Microglial priming induced by loss of Mef2C contributes to postoperative cognitive dysfunction in aged mice

Abstract

Postoperative cognitive dysfunction (POCD) is a common postoperative central nervous system (CNS) complication with a higher occurrence among aged individuals than among young individuals. The aim of this study was to explore the mechanisms by which POCD preferentially affects older individuals.

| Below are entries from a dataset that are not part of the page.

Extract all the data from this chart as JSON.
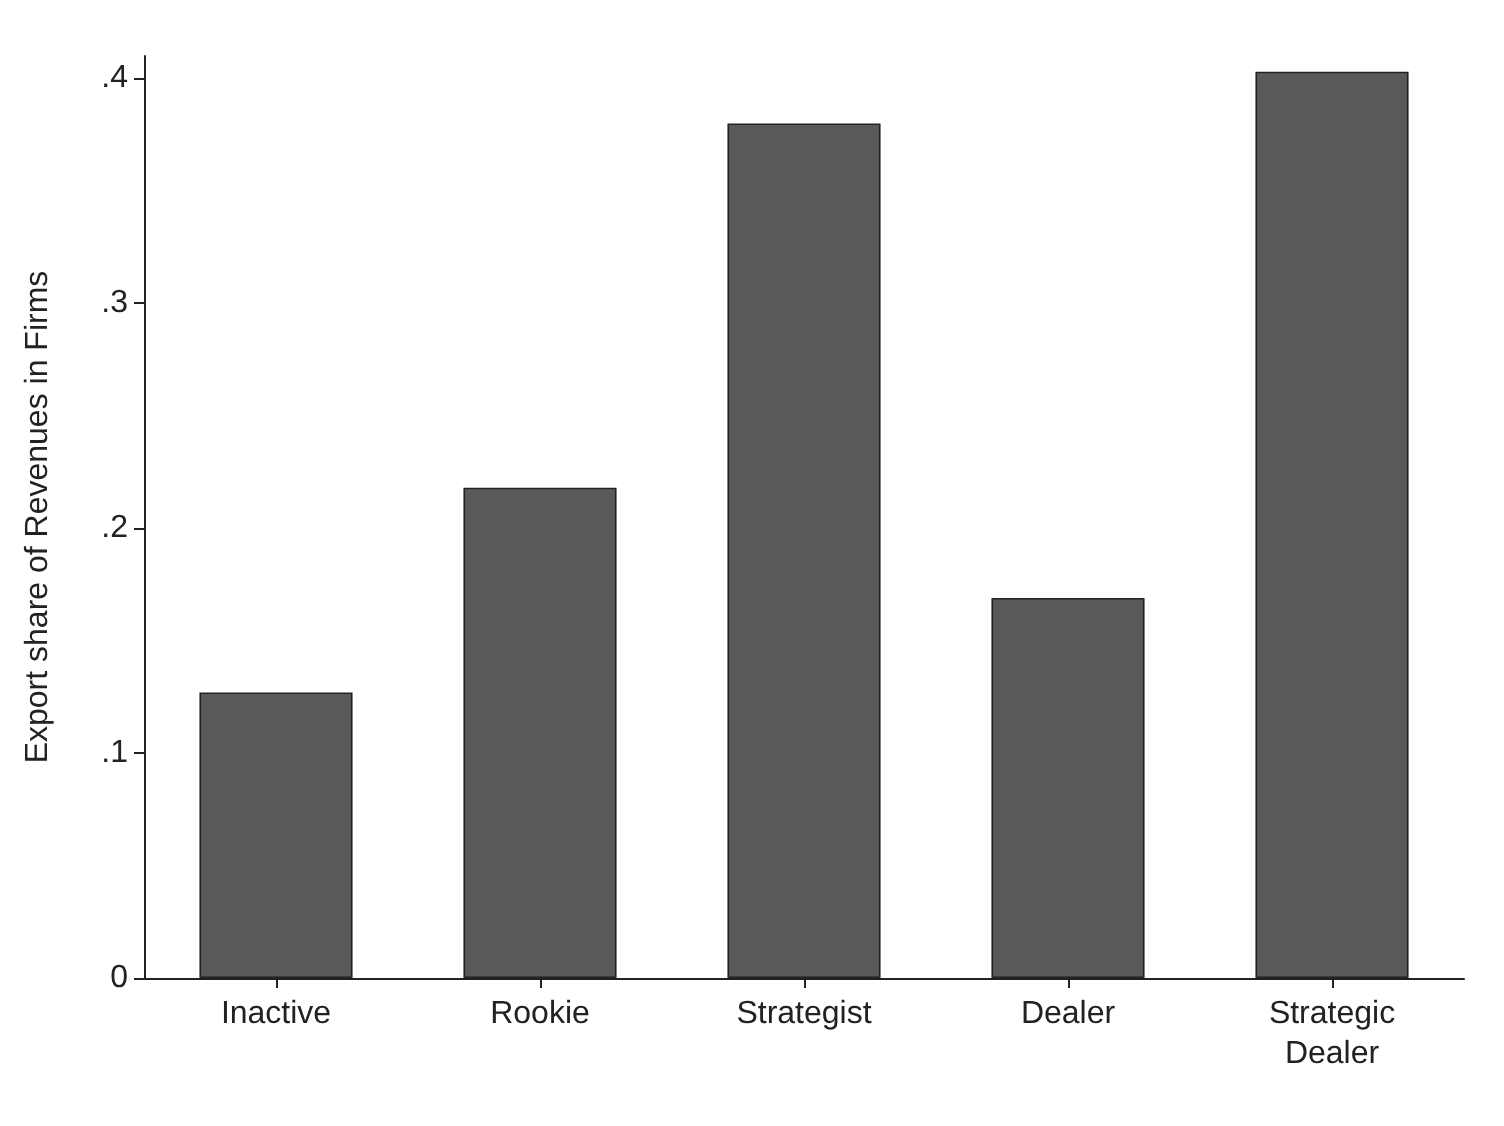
{
  "chart_data": {
    "type": "bar",
    "ylabel": "Export share of Revenues in Firms",
    "categories": [
      "Inactive",
      "Rookie",
      "Strategist",
      "Dealer",
      "Strategic\nDealer"
    ],
    "values": [
      0.127,
      0.218,
      0.38,
      0.169,
      0.403
    ],
    "color": "#58595b",
    "ylim": [
      0,
      0.41
    ],
    "yticks": [
      {
        "value": 0,
        "label": "0"
      },
      {
        "value": 0.1,
        "label": ".1"
      },
      {
        "value": 0.2,
        "label": ".2"
      },
      {
        "value": 0.3,
        "label": ".3"
      },
      {
        "value": 0.4,
        "label": ".4"
      }
    ],
    "grid": false
  }
}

We found here that exploratory laparotomy induced cognitive function decline in aged mice but not in young mice and that this decline was accompanied by inflammatory activation of microglia in the hippocampus. Furthermore, microglial depletion by feeding of a standard diet containing a colony stimulating factor 1 receptor (CSF1R) inhibitor (PLX5622) markedly protected aged mice from POCD. Notably, the expression of myocyte-specific enhancer 2C (Mef2C), an immune checkpoint that limits overactivation of microglia, was downregulated in aged microglia. Knocking down Mef2C induced a microglial priming phenotype in young mice, resulting in postoperative increases in the hippocampal levels of the inflammatory factors IL1-β, IL-6 and TNF-α that could impair cognition; these findings were consistent with the observations in aged mice. In vitro, BV2 cells lacking Mef2C released higher levels of inflammatory cytokines upon stimulation with lipopolysaccharide (LPS, a bacterial toxin) than Mef2C-sufficient cells. Moreover, upregulation of Mef2C in aged mice restrained postoperative microglial activation, attenuating the neuroinflammatory response and cognitive impairment. These results reveal that during aging, loss of Mef2C leads to microglial priming, amplifying postsurgical neuroinflammation and contributing to the vulnerability of elderly patients to POCD. Thus, targeting the immune checkpoint Mef2C in microglia may be a potential strategy for the prevention and treatment of POCD in aged individuals.